Maka tanpa sungkan-sungkan lagi, Mei Lan segera turun dari pembaringan, duduk di atas bangku menghadapi meja makan dan makanlah dara remaja ini sekenyangnya. Kini pulih kembali tenaganya dan wajahnya yang tadinya pucat kembali menjadi kemerahan. Akan tetapi ketika dia yang tidak biasa minum arak itu hanya minum air teh yang tersedia di situ, terdengarlah suara si muka merah,

"Arak wangi yang berada di depanmu itu dapat menambah tenaga. Kau minumlah arak itu, nona."
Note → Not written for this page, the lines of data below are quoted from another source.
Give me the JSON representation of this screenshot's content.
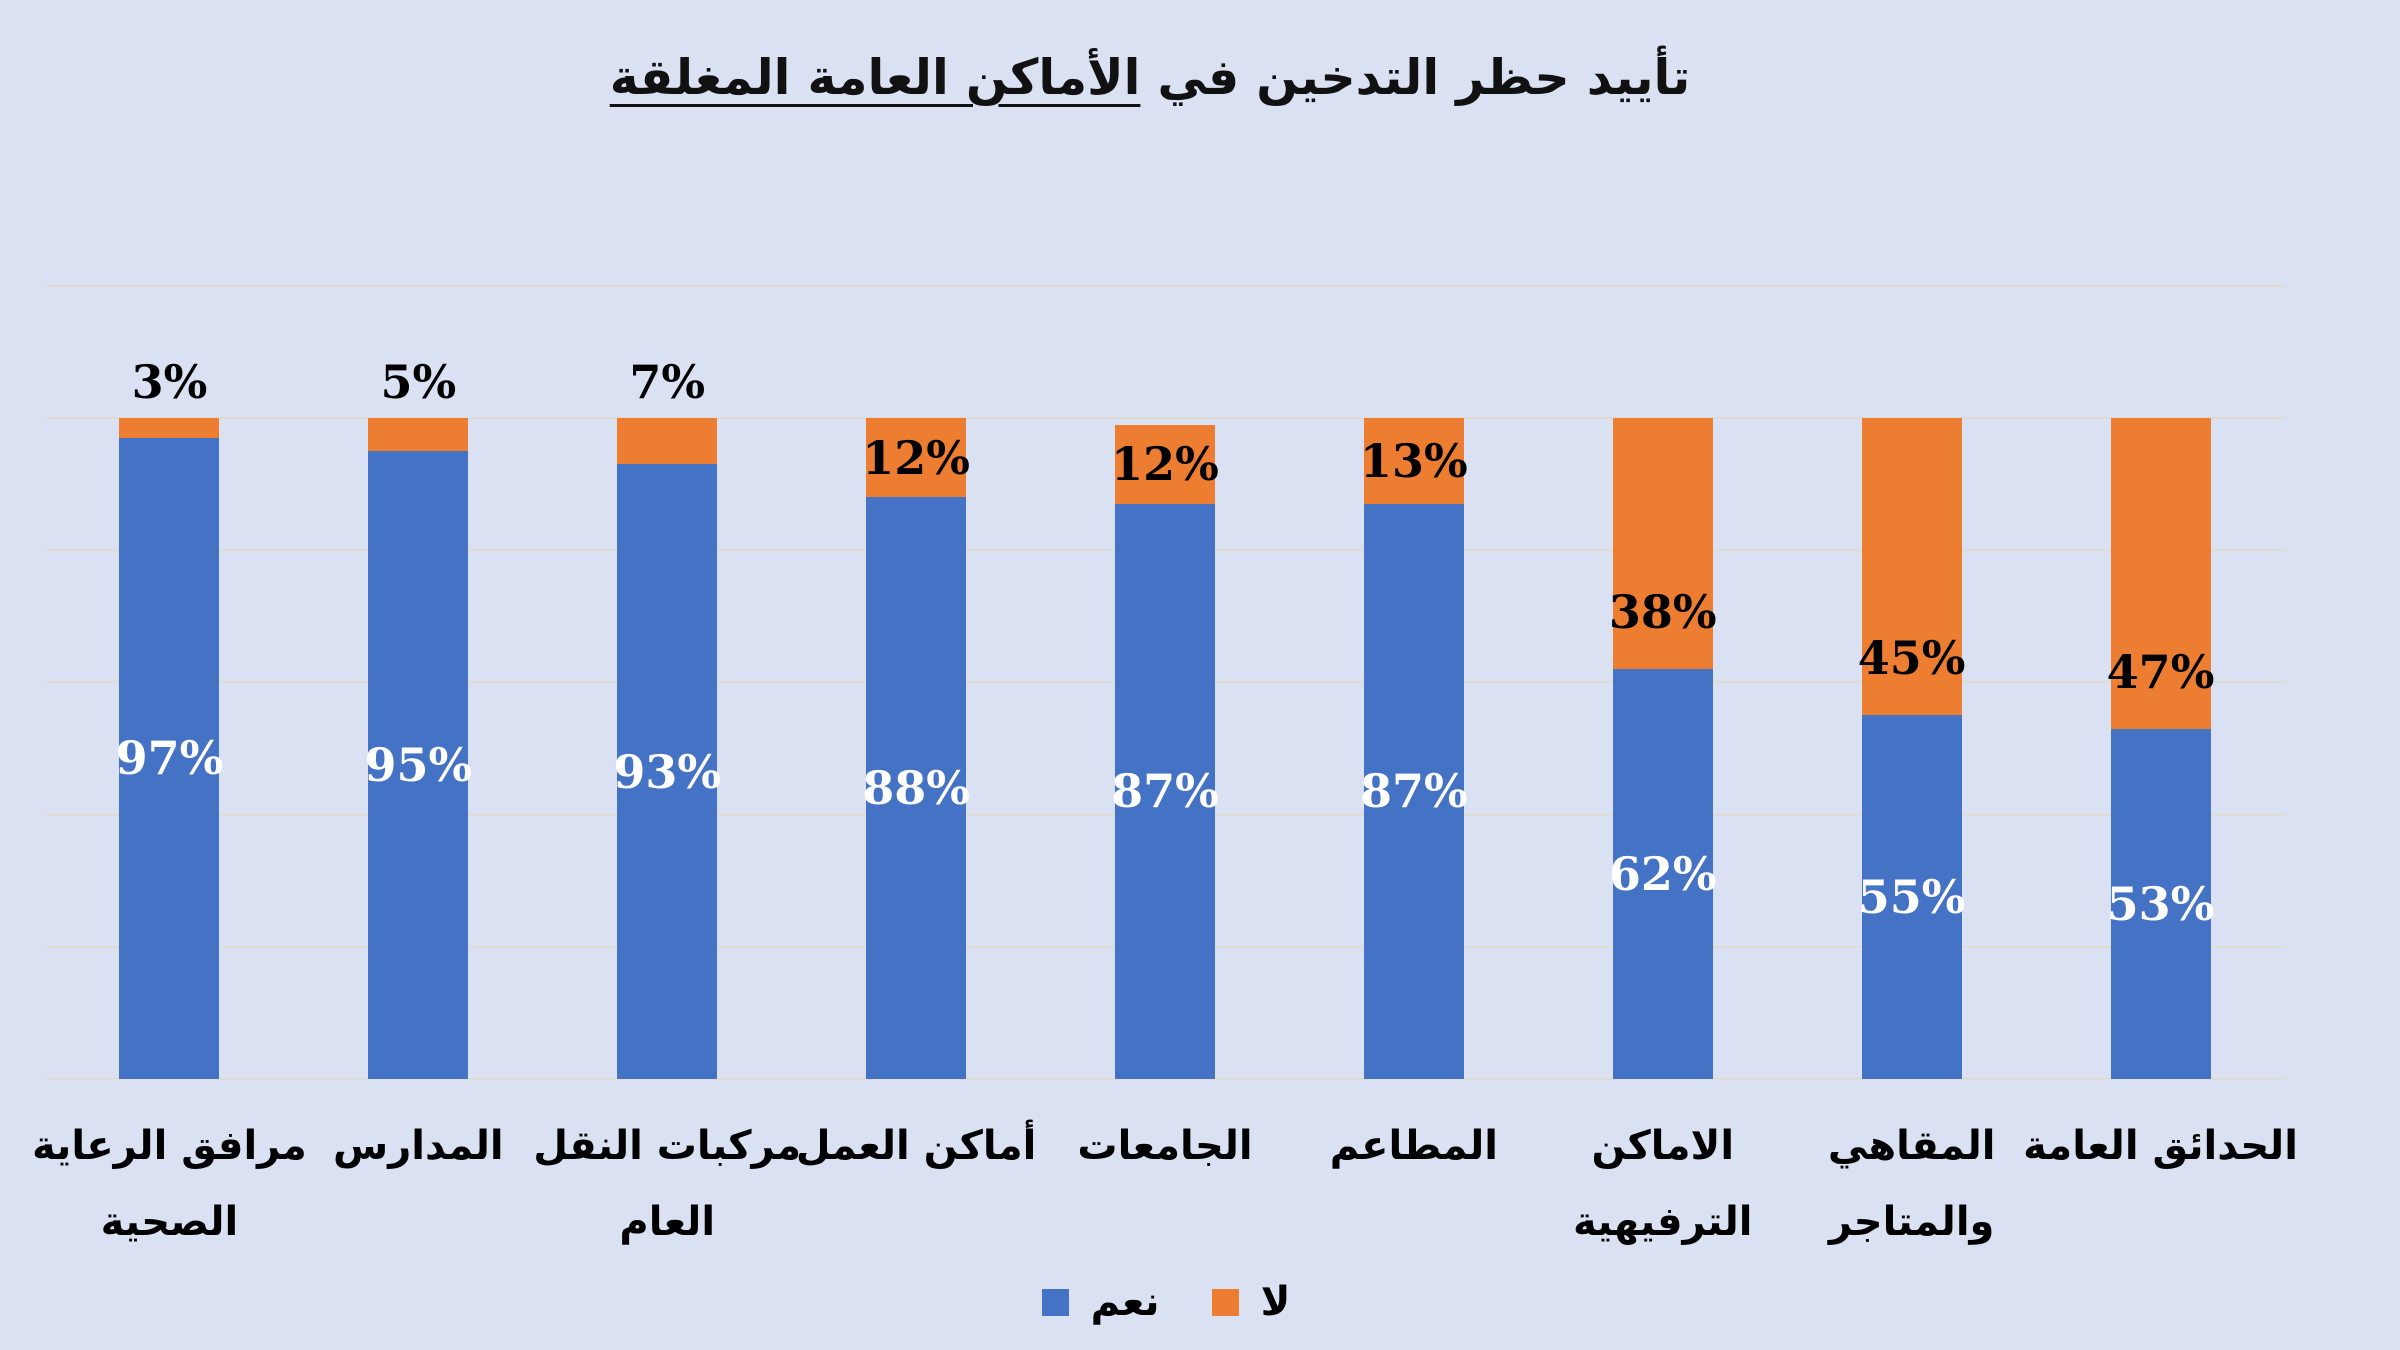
{
  "title": {
    "text_plain": "تأييد حظر التدخين في",
    "text_underlined": "الأماكن العامة المغلقة",
    "full": "تأييد حظر التدخين في الأماكن العامة المغلقة"
  },
  "colors": {
    "yes_series": "#4472C4",
    "no_series": "#ED7D31",
    "background": "#DAE1F3",
    "gridline": "#E1DCD3",
    "label_on_yes": "#FFFFFF",
    "label_on_no": "#000000"
  },
  "legend": {
    "position": "bottom",
    "entries": [
      {
        "label": "نعم",
        "color": "#4472C4"
      },
      {
        "label": "لا",
        "color": "#ED7D31"
      }
    ]
  },
  "chart_data": {
    "type": "bar",
    "subtype": "stacked-column-100",
    "title": "تأييد حظر التدخين في الأماكن العامة المغلقة",
    "xlabel": "",
    "ylabel": "",
    "value_format": "percent",
    "ylim": [
      0,
      120
    ],
    "gridlines": "horizontal every 20%",
    "legend_position": "bottom",
    "categories": [
      "مرافق الرعاية الصحية",
      "المدارس",
      "مركبات النقل العام",
      "أماكن العمل",
      "الجامعات",
      "المطاعم",
      "الاماكن الترفيهية",
      "المقاهي والمتاجر",
      "الحدائق العامة"
    ],
    "category_label_lines": [
      [
        "مرافق الرعاية",
        "الصحية"
      ],
      [
        "المدارس"
      ],
      [
        "مركبات النقل",
        "العام"
      ],
      [
        "أماكن العمل"
      ],
      [
        "الجامعات"
      ],
      [
        "المطاعم"
      ],
      [
        "الاماكن الترفيهية"
      ],
      [
        "المقاهي والمتاجر"
      ],
      [
        "الحدائق العامة"
      ]
    ],
    "series": [
      {
        "name": "نعم",
        "color": "#4472C4",
        "values": [
          97,
          95,
          93,
          88,
          87,
          87,
          62,
          55,
          53
        ]
      },
      {
        "name": "لا",
        "color": "#ED7D31",
        "values": [
          3,
          5,
          7,
          12,
          12,
          13,
          38,
          45,
          47
        ]
      }
    ]
  }
}
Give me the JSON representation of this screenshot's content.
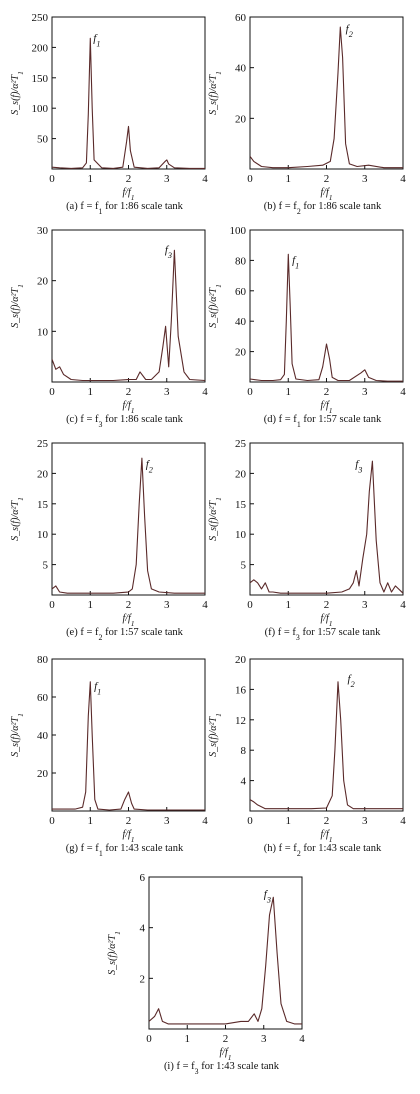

Suara itu meresap ke dalam hatinya dan tak dapat dilawannya lagi, otomatis tangannya meraih cawan terisi arak kemudian diminumnya arak itu. Akan tetapi, baru saja cawan itu menempel di bibirnya, bibir dan lidahnya merasakan sesuatu yang membuatnya terkejut.

Tak percuma Mei Lan menjadi puteri Pendekar Sakti Yap Kun Liong yang semenjak kecil selain sudah menerima gemblengan ilmu silat, juga oleh ibunya telah diberi tahu tentang tanda-tanda makanan mau pun minuman yang mengandung racun. Maka begitu bibir dan lidahnya merasai bahwa arak itu mengandung racun pembius, seketika dia teringat akan ayah ibunya dan teringat akan kesemuanya.

Bukan main terkejut dan herannya melihat betapa dia menurut saja kepada suara yang menyuruhnya itu, makan sampai kenyang dan hampir saja minum arak beracun. Adanya racun dalam arak yang disuruh minum oleh si muka merah itu sekaligus menyadarkannya bahwa dia berada di dalam cengkeraman orang-orang jahat!